Hello, I have been thinking about getting mice for a few years. 
I have done ALOT of research and know what to feed them, what cage to get, what toys to get etc.

Now I just need the mice!

I am planning on getting a Freddy 2 max cage which I was told was a good cage for mice. If you dont agree please point me in the direction of a better cage.
Ideally I would like a group of mice but a pair would be fine also. 
Male or female. Any age. Any colours.
I'm not fussy about those things, all small furries are cute to me!!

Loving home awaits. I am not looking to get mice to breed them or anything, they will just be very spoilt pets 

I cant drive so can only get to places fairly close to me. Or if anyone can drop them off/arrange a transport run then that would be great.

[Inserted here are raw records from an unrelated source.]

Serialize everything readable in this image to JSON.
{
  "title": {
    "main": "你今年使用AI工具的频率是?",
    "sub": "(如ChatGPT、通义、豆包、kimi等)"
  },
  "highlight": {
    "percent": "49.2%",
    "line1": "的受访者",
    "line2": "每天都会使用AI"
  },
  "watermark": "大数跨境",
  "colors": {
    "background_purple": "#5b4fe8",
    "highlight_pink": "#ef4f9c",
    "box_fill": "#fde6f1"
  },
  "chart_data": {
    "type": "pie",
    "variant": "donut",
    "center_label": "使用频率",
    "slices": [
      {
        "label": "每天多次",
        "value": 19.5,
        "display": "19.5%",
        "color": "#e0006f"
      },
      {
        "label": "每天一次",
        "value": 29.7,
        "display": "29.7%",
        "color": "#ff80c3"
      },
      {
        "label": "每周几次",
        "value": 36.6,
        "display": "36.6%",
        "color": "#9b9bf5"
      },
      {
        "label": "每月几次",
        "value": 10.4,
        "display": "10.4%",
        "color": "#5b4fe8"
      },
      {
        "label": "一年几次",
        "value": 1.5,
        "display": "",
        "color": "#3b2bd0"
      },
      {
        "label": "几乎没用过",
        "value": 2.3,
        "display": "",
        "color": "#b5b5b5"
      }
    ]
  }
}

Does anyone have any mice they are wanting to rehome?
Or does anyone know any rescues in the Cambs/Herts areas?

Thank you.


----------



## Paws&Claws (Aug 29, 2009)

purple_x said:


> Hello, I have been thinking about getting mice for a few years.
> I have done ALOT of research and know what to feed them, what cage to get, what toys to get etc.
> 
> Now I just need the mice!
> ...


Great cage choice :thumbup:
Females live very well together however males do not live well together and can fight. HOWEVER some rescues neuter the male mice so they can live with females or males when introduced properly. This might be an option to look into.

I would recommend looking at rescues are many have male/female mice available in groups ready for rehoming to the right person!

Good luck xx


----------



## Mickelmarsh Mouse (Apr 21, 2010)

Hi there, whereabouts do you live exactly?


----------



## purple_x (Dec 29, 2010)

Mickelmarsh Mouse said:


> Hi there, whereabouts do you live exactly?


I am in south Cambridgeshire. About 6 miles away from Cambridge.


----------



## purple_x (Dec 29, 2010)

I'm still looking for some lovely little mice to adopt. Very loving home awaits


----------